Striatal cholinergic interneurons (ChIs) play a central role in basal ganglia function by regulating associative learning and reward processing. Drug addiction, such as alcoholism, is often described to hijack the natural reward system. In the nucleus accumbens (NAc), a brain region that mediates rewarding properties of substance of abuse, ChIs regulate glutamatergic, dopaminergic, and GABAergic neurotransmission. However, it is unclear how ChIs orchestrate the control of these neurotransmitters to determine the excitability of medium spiny neurons (MSNs), the NAc output neurons that translate accumbens electrical activity into behavior. Combining ex vivo electrophysiology, fast scan cyclic voltammetry and optogenetics approaches, I have demonstrated that stimulating NAc ChIs decreases the spontaneous excitatory postsynaptic currents (sEPSCs) frequency of both D1- and D2-MSNs through different mechanisms. While this effect in D1-MSNs was mediated by dopamine, it resulted from a direct control of glutamate release by ChIs in D2-MSNs.
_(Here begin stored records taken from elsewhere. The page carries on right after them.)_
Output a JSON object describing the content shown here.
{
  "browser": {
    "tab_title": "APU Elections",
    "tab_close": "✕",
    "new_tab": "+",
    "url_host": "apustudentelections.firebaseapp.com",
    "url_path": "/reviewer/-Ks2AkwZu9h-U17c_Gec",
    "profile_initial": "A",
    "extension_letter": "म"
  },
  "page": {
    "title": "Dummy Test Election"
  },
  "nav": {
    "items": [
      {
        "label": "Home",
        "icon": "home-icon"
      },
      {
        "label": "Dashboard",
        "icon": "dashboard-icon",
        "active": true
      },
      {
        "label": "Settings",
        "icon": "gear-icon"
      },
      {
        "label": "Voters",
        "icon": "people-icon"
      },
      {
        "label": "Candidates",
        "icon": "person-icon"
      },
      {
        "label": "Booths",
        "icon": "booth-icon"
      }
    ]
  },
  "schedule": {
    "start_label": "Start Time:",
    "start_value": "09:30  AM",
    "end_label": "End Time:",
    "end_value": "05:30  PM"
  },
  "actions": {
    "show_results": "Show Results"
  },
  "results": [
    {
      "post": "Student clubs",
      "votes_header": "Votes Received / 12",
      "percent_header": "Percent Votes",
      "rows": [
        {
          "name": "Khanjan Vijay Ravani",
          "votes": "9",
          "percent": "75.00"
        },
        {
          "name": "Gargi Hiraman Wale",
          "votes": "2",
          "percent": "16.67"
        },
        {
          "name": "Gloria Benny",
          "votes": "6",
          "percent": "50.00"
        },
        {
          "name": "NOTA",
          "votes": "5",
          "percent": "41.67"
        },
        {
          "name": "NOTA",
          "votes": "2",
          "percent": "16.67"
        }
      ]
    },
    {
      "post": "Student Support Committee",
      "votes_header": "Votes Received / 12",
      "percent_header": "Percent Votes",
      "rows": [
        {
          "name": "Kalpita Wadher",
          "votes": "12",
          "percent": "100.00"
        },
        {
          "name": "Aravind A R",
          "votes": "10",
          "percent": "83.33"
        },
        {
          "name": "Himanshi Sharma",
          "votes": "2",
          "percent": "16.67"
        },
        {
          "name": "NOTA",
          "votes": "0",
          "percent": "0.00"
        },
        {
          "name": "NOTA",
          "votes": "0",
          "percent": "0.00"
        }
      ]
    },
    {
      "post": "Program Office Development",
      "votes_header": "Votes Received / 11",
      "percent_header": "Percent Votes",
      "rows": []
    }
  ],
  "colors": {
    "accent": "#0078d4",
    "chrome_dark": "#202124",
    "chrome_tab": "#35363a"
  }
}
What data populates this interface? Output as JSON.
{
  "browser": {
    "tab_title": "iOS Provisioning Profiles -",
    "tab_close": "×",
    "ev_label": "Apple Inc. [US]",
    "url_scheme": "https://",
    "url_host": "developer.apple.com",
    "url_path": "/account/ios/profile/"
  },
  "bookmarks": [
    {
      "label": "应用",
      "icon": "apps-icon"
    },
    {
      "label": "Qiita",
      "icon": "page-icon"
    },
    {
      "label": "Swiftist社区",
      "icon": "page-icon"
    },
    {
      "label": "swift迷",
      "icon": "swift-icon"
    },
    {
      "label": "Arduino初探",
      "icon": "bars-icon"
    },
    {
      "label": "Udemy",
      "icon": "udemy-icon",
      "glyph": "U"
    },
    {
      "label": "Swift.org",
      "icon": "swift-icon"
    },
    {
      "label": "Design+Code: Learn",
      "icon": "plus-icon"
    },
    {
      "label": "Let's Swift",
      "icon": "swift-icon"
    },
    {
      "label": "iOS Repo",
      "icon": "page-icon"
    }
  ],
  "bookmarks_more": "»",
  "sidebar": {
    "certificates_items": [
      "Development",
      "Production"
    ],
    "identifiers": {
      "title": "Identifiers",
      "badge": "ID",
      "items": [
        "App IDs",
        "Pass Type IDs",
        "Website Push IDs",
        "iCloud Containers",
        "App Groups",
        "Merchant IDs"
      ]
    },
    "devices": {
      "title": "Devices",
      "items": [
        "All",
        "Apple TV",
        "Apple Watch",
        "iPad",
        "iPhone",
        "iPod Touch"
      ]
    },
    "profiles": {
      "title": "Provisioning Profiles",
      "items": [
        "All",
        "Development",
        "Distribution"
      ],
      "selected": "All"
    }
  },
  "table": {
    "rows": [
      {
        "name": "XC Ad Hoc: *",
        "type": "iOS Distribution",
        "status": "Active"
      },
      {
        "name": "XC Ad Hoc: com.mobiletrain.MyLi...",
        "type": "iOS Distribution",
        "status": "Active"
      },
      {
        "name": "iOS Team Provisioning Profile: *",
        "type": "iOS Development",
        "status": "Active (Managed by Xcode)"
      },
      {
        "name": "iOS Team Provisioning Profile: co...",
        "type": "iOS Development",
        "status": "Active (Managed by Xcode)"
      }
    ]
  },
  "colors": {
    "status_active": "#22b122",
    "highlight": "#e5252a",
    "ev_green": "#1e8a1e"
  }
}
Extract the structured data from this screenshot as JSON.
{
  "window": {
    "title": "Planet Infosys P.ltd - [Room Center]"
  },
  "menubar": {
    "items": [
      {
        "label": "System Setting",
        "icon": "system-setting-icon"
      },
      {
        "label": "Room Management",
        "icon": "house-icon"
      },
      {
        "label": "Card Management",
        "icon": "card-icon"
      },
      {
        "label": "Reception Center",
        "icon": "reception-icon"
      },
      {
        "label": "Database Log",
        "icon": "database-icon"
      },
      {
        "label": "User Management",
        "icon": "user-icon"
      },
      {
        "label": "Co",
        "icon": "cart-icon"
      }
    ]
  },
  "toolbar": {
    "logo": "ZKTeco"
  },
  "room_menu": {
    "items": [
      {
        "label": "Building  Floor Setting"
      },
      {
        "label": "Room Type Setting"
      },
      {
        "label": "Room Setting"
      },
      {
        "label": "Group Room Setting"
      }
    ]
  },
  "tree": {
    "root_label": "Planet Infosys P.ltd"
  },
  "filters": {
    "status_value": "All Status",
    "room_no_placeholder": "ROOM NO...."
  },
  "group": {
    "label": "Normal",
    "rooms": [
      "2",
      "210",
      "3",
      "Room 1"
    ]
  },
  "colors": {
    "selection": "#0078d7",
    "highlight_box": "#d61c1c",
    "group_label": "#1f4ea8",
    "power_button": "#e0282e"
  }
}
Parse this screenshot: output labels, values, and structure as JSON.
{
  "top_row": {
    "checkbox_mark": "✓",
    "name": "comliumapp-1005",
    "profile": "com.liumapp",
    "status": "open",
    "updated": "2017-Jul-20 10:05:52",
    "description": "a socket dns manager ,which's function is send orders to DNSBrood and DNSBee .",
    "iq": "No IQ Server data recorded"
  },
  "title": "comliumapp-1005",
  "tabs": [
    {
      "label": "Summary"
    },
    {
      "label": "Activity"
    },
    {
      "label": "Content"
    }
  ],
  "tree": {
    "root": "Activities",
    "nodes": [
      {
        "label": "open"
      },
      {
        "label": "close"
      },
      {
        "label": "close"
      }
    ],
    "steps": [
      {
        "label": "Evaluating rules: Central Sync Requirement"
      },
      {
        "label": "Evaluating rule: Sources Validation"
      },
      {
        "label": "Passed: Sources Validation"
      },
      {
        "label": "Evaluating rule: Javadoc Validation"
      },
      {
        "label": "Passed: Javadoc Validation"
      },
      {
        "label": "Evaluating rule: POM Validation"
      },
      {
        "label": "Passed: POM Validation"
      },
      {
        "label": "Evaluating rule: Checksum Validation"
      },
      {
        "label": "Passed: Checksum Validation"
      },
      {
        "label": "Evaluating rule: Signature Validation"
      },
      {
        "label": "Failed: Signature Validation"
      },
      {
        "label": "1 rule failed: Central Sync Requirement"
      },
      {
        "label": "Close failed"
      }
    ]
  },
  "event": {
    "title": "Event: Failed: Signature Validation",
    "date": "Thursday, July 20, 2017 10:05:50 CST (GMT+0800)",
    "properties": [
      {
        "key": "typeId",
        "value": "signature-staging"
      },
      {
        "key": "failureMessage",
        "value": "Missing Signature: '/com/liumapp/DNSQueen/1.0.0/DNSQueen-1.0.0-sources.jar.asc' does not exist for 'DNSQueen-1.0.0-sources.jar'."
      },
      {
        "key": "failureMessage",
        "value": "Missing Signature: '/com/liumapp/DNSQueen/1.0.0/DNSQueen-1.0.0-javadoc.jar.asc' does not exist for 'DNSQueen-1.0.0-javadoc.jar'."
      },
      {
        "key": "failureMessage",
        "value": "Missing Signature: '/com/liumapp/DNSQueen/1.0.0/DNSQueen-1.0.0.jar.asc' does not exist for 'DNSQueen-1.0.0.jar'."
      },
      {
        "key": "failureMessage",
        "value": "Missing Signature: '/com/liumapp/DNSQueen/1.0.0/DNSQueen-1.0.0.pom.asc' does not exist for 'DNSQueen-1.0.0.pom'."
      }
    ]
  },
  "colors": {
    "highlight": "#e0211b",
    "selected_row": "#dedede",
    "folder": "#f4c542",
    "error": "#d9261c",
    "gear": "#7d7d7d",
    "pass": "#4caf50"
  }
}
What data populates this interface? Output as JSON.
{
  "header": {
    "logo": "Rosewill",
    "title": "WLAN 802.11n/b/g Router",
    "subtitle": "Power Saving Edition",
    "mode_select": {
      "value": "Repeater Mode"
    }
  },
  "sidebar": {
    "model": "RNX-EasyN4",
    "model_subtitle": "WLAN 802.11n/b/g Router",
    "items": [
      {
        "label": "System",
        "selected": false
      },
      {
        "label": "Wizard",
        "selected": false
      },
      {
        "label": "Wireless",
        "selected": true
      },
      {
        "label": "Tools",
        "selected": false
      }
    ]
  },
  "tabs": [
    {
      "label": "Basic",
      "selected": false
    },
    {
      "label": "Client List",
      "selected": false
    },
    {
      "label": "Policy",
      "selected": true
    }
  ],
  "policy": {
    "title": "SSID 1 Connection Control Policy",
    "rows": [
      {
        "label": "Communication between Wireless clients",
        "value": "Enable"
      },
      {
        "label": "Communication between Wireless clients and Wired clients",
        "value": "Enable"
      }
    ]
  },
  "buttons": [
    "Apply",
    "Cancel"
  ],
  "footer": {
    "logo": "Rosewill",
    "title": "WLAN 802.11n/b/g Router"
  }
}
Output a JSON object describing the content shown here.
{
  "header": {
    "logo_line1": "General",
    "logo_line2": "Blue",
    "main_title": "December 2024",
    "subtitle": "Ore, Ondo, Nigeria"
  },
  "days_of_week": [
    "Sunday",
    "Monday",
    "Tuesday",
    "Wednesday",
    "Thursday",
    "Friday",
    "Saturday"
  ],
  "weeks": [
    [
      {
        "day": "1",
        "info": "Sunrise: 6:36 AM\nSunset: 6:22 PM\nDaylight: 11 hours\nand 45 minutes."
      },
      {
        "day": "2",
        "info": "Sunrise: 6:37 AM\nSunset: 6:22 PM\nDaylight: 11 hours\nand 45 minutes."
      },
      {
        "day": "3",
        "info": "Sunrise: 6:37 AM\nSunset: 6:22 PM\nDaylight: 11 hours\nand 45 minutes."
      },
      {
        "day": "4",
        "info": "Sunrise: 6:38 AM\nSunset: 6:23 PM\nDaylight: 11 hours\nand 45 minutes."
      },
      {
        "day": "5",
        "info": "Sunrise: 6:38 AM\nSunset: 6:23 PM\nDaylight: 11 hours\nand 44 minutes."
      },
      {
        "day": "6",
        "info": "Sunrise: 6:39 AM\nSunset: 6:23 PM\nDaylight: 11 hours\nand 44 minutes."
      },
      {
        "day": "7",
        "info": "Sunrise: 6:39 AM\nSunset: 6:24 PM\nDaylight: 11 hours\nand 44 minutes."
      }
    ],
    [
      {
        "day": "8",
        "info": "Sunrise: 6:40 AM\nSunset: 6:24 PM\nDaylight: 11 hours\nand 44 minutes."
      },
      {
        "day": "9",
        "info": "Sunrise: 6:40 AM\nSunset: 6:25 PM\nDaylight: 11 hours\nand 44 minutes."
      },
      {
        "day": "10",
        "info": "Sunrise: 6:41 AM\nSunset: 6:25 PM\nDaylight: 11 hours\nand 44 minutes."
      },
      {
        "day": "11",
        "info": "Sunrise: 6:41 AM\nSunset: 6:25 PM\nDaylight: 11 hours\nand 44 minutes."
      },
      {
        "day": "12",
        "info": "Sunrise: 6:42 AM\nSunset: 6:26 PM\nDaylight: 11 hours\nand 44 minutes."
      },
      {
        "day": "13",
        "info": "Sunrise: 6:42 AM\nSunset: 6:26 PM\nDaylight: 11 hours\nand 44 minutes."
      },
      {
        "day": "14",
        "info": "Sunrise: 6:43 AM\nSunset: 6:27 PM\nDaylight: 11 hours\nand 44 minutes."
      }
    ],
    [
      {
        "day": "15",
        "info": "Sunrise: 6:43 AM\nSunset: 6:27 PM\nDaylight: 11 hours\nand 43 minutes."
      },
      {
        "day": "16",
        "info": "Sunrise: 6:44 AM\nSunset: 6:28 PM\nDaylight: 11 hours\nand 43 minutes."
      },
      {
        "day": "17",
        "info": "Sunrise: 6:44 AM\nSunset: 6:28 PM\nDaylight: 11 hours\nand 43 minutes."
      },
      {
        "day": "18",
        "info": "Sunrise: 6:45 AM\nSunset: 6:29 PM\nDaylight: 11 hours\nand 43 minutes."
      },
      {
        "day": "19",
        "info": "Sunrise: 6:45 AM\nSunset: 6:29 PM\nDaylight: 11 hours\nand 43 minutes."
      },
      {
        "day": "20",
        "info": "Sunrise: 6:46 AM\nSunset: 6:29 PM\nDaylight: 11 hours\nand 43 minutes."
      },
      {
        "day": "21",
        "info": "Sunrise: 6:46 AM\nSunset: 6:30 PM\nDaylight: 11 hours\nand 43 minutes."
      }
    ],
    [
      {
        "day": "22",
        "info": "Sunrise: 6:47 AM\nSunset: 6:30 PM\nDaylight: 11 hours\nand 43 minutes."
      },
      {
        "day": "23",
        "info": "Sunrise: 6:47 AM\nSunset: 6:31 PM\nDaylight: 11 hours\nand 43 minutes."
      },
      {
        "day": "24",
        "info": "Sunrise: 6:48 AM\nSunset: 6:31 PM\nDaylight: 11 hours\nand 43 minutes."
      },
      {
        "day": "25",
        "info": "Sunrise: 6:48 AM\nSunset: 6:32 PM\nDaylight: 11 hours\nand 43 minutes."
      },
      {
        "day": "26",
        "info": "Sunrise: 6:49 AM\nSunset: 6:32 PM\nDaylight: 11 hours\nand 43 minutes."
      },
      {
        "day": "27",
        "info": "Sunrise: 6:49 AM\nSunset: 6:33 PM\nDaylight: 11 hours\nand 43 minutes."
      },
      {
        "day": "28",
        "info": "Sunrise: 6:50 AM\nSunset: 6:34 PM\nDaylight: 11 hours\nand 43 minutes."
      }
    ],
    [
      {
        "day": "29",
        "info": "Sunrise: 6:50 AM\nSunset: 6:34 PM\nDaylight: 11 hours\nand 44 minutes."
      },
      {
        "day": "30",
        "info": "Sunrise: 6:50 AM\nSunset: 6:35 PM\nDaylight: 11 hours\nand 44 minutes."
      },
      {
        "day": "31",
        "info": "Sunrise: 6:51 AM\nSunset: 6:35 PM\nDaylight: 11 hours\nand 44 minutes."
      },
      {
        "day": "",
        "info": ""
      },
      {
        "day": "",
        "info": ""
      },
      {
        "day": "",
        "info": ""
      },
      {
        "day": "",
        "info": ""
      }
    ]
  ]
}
Interestingly, after two weeks of binge alcohol drinking, the effect of ChI stimulation on glutamate release was reversed in D1-MSNs, while its effect on D2-MSNs remained unchanged. Finally, in vivo optogenetic stimulation of NAc ChIs significantly increased alcohol consumption compared to unstimulated mice, but failed to alter mouse locomotor activity and saccharine or water consumption. Together, these results identify ChIs as a key modulator of NAc circuit activity and as a potential therapeutic target for alcohol use disorder.